Ratepayers cannot continue to pick up the tab for what should be a user pays day out. Whilst I agree with much of what Mr Weggery has said I do take issue with the hospitality sector paying for an events fund for the stadium. The last event in November (rodeo) failed to draw the expected crowds and did not provide any real benefit to the accommodation sector. This business already pays one month's turnover in local and regional rates.

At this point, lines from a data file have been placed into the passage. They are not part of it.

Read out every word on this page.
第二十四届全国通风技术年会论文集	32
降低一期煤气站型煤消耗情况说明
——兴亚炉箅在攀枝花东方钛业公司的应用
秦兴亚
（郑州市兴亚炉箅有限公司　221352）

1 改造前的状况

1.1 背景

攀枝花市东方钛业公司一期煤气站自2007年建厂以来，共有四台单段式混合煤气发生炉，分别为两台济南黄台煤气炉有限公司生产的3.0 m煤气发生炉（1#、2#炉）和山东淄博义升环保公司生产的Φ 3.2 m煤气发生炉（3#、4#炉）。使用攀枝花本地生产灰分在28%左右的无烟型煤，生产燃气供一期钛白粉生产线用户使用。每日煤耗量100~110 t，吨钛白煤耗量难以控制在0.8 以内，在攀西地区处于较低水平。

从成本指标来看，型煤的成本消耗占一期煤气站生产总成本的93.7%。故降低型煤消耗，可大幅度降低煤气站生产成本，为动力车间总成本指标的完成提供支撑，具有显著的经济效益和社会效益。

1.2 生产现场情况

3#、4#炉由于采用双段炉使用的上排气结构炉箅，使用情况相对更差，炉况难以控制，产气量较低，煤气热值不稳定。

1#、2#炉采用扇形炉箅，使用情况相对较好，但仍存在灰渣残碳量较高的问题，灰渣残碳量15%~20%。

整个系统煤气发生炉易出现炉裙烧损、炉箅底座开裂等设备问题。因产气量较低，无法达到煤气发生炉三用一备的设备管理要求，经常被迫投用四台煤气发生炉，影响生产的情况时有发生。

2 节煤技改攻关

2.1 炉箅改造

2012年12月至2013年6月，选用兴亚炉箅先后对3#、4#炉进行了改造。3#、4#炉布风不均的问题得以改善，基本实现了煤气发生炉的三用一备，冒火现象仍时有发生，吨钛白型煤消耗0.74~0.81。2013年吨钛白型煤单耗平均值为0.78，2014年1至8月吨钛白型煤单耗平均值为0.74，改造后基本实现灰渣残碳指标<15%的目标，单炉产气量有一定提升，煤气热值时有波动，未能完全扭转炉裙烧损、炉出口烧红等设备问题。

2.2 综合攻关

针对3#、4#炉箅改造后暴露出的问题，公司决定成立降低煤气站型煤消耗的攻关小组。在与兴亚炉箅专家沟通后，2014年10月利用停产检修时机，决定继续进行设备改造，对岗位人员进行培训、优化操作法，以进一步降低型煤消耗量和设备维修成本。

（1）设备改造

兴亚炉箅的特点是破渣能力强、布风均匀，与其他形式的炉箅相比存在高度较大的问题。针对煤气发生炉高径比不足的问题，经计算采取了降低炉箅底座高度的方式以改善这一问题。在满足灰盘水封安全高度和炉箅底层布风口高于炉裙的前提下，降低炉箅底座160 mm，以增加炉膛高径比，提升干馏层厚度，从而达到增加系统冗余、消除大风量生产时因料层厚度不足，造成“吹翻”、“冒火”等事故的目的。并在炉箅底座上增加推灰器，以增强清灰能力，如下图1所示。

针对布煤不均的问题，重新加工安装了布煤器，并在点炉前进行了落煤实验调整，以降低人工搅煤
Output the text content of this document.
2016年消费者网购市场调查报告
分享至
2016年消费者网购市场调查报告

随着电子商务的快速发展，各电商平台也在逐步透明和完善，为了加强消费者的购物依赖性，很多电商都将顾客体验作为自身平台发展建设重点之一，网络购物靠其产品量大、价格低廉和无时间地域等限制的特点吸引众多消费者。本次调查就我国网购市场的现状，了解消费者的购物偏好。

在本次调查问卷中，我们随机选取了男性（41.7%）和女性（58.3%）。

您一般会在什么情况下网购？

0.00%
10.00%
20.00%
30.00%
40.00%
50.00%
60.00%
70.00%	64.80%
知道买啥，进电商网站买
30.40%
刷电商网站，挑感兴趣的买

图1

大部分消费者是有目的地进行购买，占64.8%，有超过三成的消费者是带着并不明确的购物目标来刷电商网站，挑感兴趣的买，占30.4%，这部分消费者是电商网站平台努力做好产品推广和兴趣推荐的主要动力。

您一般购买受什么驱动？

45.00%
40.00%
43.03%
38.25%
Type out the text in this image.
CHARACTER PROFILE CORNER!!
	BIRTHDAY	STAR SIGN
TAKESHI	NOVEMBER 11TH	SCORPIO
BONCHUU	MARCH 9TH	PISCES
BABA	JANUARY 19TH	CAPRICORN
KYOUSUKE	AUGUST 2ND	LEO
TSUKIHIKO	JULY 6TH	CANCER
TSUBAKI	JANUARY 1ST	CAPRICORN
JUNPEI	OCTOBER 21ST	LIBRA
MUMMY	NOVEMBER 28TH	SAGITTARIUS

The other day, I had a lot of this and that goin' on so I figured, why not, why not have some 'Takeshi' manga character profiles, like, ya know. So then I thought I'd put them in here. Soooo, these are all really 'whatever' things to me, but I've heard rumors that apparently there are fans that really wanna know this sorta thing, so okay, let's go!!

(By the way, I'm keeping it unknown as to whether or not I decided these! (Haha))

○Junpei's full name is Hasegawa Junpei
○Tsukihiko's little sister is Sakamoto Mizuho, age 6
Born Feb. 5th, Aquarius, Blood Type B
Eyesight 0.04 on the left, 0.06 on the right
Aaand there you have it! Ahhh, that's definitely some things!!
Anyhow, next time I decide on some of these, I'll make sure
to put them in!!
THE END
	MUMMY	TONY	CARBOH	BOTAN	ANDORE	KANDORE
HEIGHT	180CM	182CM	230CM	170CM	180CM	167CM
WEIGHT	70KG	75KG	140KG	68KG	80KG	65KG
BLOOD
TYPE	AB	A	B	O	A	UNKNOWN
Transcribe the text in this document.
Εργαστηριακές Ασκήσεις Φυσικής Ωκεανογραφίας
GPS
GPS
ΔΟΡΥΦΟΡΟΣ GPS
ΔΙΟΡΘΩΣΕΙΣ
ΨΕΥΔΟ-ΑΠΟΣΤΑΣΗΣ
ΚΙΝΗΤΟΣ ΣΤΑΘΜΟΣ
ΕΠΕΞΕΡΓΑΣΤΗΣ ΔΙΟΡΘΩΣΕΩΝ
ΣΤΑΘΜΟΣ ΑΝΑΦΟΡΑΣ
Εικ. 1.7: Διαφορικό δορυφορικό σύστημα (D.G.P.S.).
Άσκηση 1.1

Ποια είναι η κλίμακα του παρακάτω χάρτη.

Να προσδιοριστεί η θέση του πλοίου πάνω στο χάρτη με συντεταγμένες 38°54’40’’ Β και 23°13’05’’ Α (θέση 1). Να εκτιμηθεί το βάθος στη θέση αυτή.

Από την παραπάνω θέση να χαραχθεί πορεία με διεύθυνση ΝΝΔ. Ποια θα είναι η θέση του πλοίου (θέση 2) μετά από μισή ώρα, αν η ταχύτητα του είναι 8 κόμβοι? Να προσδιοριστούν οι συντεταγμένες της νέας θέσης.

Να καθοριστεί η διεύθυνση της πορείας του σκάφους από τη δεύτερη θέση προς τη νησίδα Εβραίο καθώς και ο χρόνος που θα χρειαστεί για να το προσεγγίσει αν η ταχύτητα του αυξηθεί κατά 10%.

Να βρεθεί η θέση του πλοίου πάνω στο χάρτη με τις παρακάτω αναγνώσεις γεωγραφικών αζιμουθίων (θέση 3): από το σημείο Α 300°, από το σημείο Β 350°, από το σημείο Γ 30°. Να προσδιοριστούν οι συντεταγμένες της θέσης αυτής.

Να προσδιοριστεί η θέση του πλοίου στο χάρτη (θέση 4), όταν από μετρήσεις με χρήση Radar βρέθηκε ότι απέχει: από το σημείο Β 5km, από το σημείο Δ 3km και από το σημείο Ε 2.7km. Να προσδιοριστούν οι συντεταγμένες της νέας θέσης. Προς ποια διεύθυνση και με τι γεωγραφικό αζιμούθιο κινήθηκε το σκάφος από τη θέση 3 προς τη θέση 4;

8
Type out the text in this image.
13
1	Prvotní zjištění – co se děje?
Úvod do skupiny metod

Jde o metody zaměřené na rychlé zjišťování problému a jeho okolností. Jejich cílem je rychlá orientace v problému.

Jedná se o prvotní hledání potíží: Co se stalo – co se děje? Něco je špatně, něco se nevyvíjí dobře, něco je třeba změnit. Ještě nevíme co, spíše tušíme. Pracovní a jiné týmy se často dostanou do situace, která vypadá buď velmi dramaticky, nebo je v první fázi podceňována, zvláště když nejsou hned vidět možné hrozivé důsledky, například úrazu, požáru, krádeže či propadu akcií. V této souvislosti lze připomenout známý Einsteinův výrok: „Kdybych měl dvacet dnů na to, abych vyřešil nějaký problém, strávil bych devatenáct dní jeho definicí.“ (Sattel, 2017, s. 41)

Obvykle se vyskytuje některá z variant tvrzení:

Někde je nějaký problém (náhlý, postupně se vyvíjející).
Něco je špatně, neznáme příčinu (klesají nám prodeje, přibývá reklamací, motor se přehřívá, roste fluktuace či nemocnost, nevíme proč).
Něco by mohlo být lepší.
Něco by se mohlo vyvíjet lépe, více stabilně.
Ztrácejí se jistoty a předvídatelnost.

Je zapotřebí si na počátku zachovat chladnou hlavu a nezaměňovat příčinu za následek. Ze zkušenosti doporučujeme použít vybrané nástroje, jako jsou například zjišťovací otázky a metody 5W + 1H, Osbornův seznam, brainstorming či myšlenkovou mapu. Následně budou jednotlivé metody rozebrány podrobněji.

Targeted taxes to pay for the supposed windfall accommodation providers get from the stadium are nothing more than a cynical tax gouge. I do not expect a free ride and am happy to contribute my fair share to this community. What has to be understood is that annual rate rises now in the thousands of dollars impact on businesses' abilty to hire staff and pay for the capital improvements needed to keep up the standard visitors expect.

Charge admission for the settlers museum, increase parking ticket fees, do whatever it takes to keep the City moving forward and out of debt. Simply taking the easy way out and gouging yet more rate revenue from the community and business is the kiss of death for investment, employment opportunities, and the future of Dunedin.

Council resolutions should be clear

Lyndon Weggery says : Even though the council has resolved to subsidise community use of the stadium by $750,000 a year, ...

Correct. But the original resolution, allocating the funding, was as follows:   The Council provide, from the 2012/13 year onwards, $750,000 per annum to fund an annual service level agreement with DVML in return for a range of services that will be provided by DVML. 

This was open for consultation in the Long Term Community Plan but it was never made clear what the 'range of services' would be and that they would amount to a ratepayer subsidy of stadium use for selected community groups.

This is a significant amount of money and the DCC should have been far clearer about its intended purpose. Such vagueness makes public consultation a meaningless gesture.